Letters for May 30, 2013

Bum fights and gun overload

Re “A history of Sacramento violence” by Cosmo Garvin (SN&R Bites, May 16):

Well, there you have it. Any violent act that happened in the days of “yore” is fair game to use to draw tourists.

In fact, let me chip one in of my own, if you will. I, a third-generation Sacramentan, visited Old Sac (then Sacramento's Bowery) with Mrs. Lashbrook's second-grade class from Larchmont Elementary. Yep, a field trip to see the bums.

My entire class witnessed a bum cut another bum's eye out over a cigarette butt. To this day, that might have been the single most educational thing I ever saw or did in my entire school career.

I think we ought to bring stuff back like that—even make it a bit sexier for the tourists. With thinking like that, we might be able to do re-enactments of the shooting in Old Sac in 2012. Yes, gunfights happened there—and they still do. End the culture of violence.

Ben Baity

Citrus Heights

Climate-change deniers

Re “Students and environmentalists pressure CalPERS, CalSTRS, UC to ditch big-oil investments” by Darwin BondGraham (SN&R News, May 23):

While this is a democratic society and everybody gets to say their thing, these people are either delusional or simply ignore the truth about CO2. Per NASA Goddard Institute for Space Studies data, the world has not warmed for 15 years. Even the Intergovernmental Panel on Climate Change admits the world has not warmed. There is zero correlation between the measured increases in CO2 from the Mauno Loa study and world temperatures. The ice-core studies show changes in CO2 levels come after global temperature changes hundreds of years later. The temperature in 1000 A.D. at the top of the medieval warm period was hotter than today with lower CO2 levels—we finally got back to the temperature of 1225 A.D. in 1990. If CO2 actually warms the planet, how did we get out of the last ice age 11,000 years ago when CO2 was half the level of today?

Michael Fellion

Carmichael

Dark schools

Re “Ransom, kidnaps and cool experiments” by Cosmo Garvin (SN&R Bites, May 23):

On the Sacramento City Unified School District dragging it’s feet on a public-records request, I can’t say I’m surprised, but I am very disappointed.

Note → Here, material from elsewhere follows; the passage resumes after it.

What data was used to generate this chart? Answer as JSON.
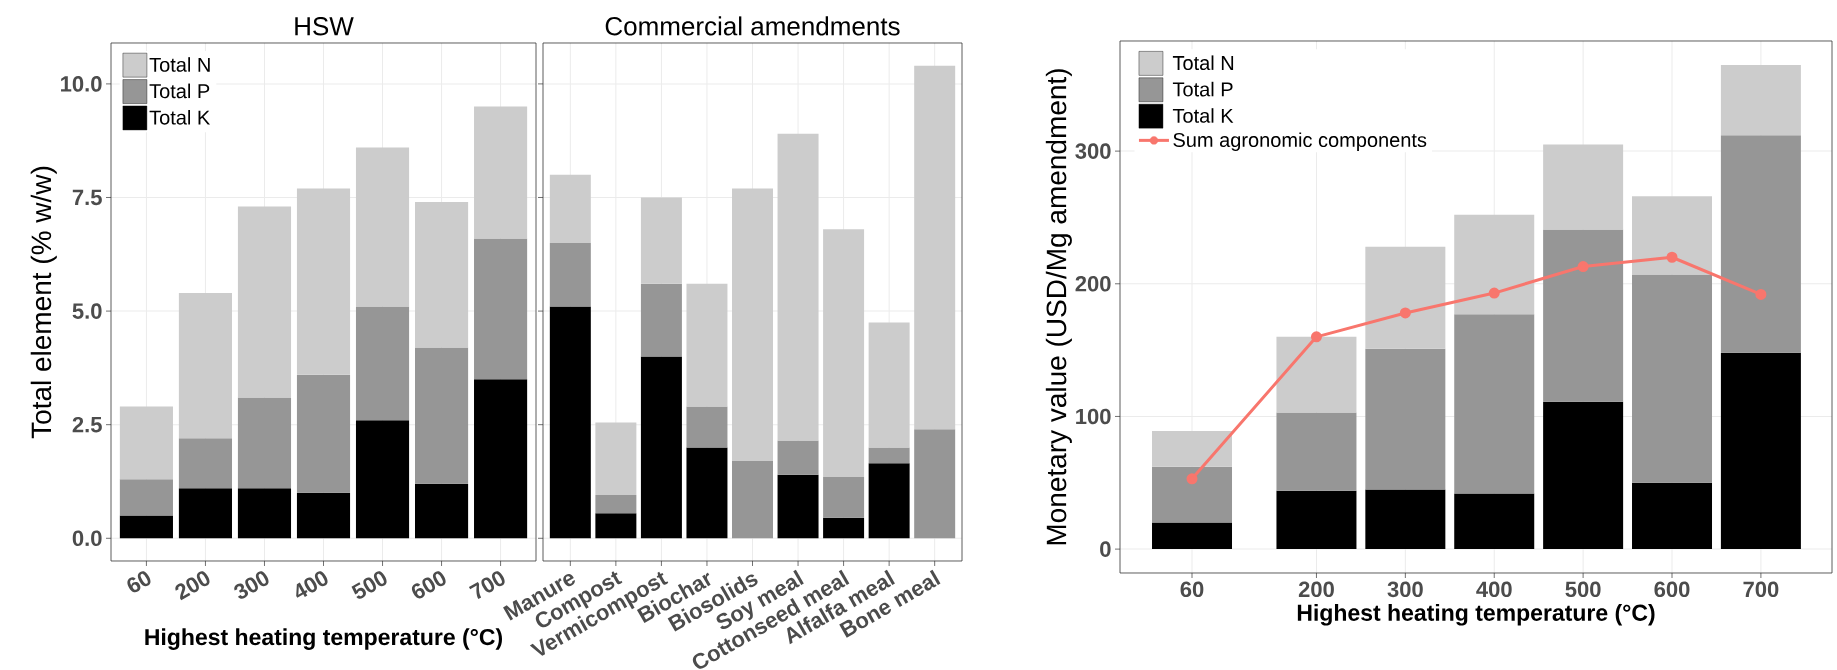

The district will not get rid of opposition to these closures by keeping folks in the dark. It just makes clear the complaint that many of us have had about this process from the start; that it was done too quickly, with too little information.

Alice Mercer

Sacramento

Rethink the arena

Re “Bites’ arena agnosticism ‘absurd’” by Steve Mehlman (SN&R Letter of the Week, May 16):

As a city resident of about 35 years, this whole arena spiel has sounded strangely like the line we were given back when the debate was the brand-spanking-new Sacramento Convention Center at the end of the K Street Mall. Then, we were told the city would be the economic beneficiary of hordes of conventioneers. Unfortunately, it didn’t draw the hordes that were promised. Maybe they missed the nice signs?

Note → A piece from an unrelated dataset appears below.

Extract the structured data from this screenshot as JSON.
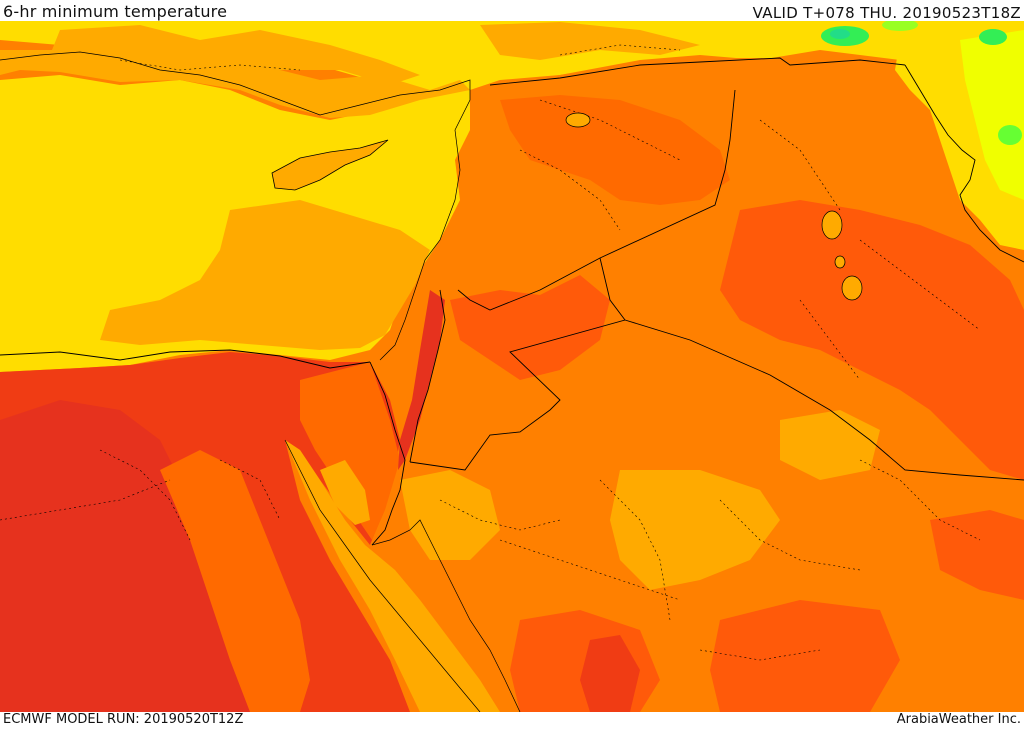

There is a quarter-of-a-billion dollars of our public money riding on this particular approach to an arena investment. … If the current plan proves to be overblown and underanalyzed, then let’s get it right. And if there’s still no consensus, let’s vote on it.

Bill Reany

Sacramento

Thanks, Joey

Re “Sext education” by Joey Garcia (SN&R Ask Joey, May 16):

You mention that employers are increasingly asking for employee social-media passwords, etc. That is a true statement, and the reason I’m writing is not about the actual topic of your response (teen sexting and protecting yourself from Internet exposure). Still, I decided to write because reading your recommendation about employers and social-media logins nagged at me. To me, the idea of employers asking for your personal login to anything that is not work related is absurd and a volition of privacy. Trends like this concern me a great deal. … I would be glad to see you make the point that we do not need to be complacent to this trend and can stand up for our privacy rights.